Les recommandations en matière d’hygiène de vie faites aux hypertendus sont celles qui s’appliquent – ou devraient s’appliquer – à tout un chacun. Elles sont extrêmement simples et visent à éviter les grands excès en sel, en matières grasses et en calories pour limiter la prise de poids progressive du sujet avec l’âge.

Ces règles seraient encore plus efficaces si elles étaient proposées aux « pré-hypertendus », c'est-à-dire aux personnes qui ne sont pas encore hypertendues mais qui présentent un risque élevé de le devenir. Il s’agit notamment de personnes entre 30 et 40 ans qui se sont sédentarisées, qui ont pris régulièrement du poids au fil du temps et ont des antécédents familiaux d’hypertension artérielle.

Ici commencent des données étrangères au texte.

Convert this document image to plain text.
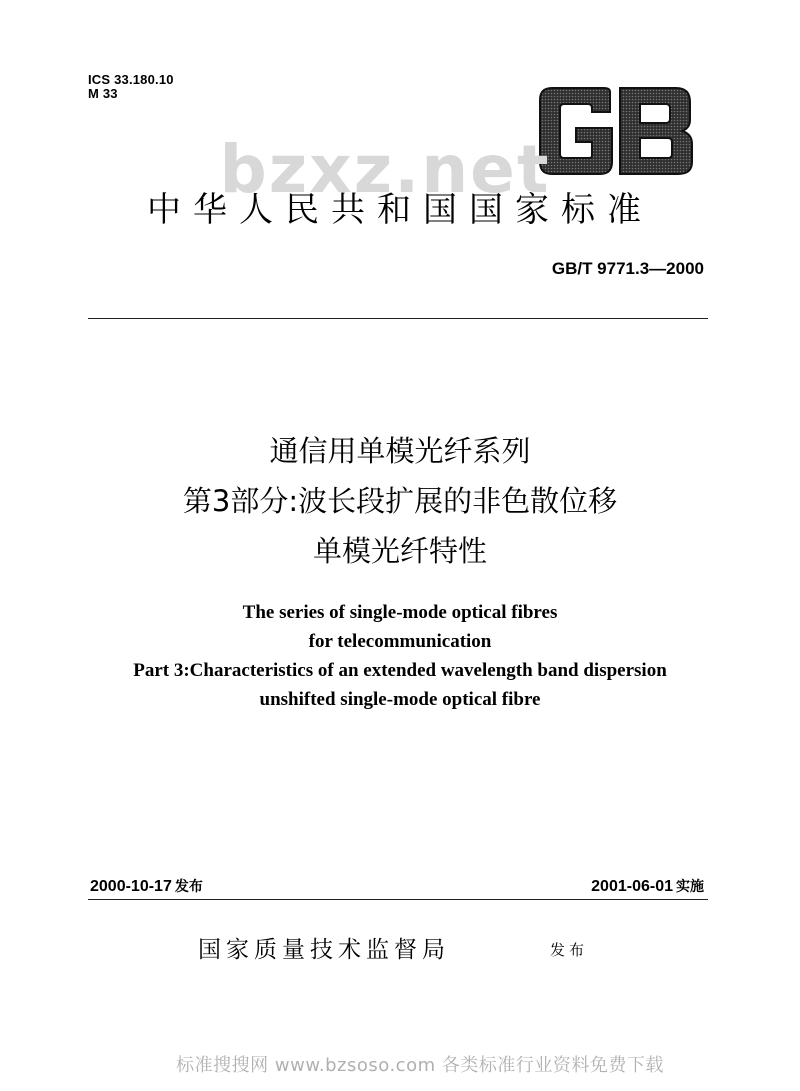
ICS 33.180.10
M 33	GB
bzxz.net
中华人民共和国国家标准
GB/T 9771.3—2000
通信用单模光纤系列
第3部分:波长段扩展的非色散位移
单模光纤特性
The series of single-mode optical fibres
for telecommunication
Part 3:Characteristics of an extended wavelength band dispersion
unshifted single-mode optical fibre
2000-10-17 发布	2001-06-01 实施
国家质量技术监督局	发布
标准搜搜网 www.bzsoso.com 各类标准行业资料免费下载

Une bonne prévention de l’hypertension artérielle primaire consiste à orienter ce message de mise en garde vers cette catégorie de personnes : pratiquer ou reprendre une activité physique, veiller à garder son poids de forme le plus longtemps possible, éviter les excès de sel, etc.

Chez un hypertendu traité, ces règles hygiéno-diététiques sont importantes mais éviteront difficilement la prise chronique d’un médicament. Elles renforceront l’efficacité du traitement, permettront parfois de diminuer le nombre de médicaments à prendre, mais le traitement devra être pris de manière systématique afin de limiter les risques de complication.

Même si l’hypertension est une maladie très répandue, il est essentiel d’éviter de la banaliser. Plutôt que d’être infantilisé, le patient doit à contrario être responsabilisé vis-à-vis de sa maladie. Le médecin joue un rôle pédagogique fondamental car c’est lui qui va faire prendre conscience au patient du bénéfice réel du traitement. Cette matérialisation du bénéfice sera différente selon les individus. Le médecin devra trouver au cas par cas l’argument le plus pertinent pour que le patient adhère au traitement et aux conseils donnés : crainte de la démence et de la dépendance, crainte de l’infarctus du myocarde, envie de poursuivre une activité physique, etc. Les recommandations devront être progressives et prioritaires car il est déraisonnable de penser que le patient peut changer son style de vie dans les six premiers mois qui suivent le diagnostic. A ce titre, il faudra trouver le moment adéquat dans la vie du patient pour lui demander de perdre de poids, d’arrêter de fumer ou de reprendre une activité physique. Il est illusoire d’attendre d’un sujet qu’il perde 30 kg en l’espace de 6 mois. Il faut savoir se fixer des objectifs à court terme, par exemple perdre 500 grammes par mois, et persister dans la motivation. Ainsi une personne qui perd 500 grammes par mois pendant deux ans aura au final perdu 12 kg. Ainsi considéré, l’objectif devient intéressant et réaliste.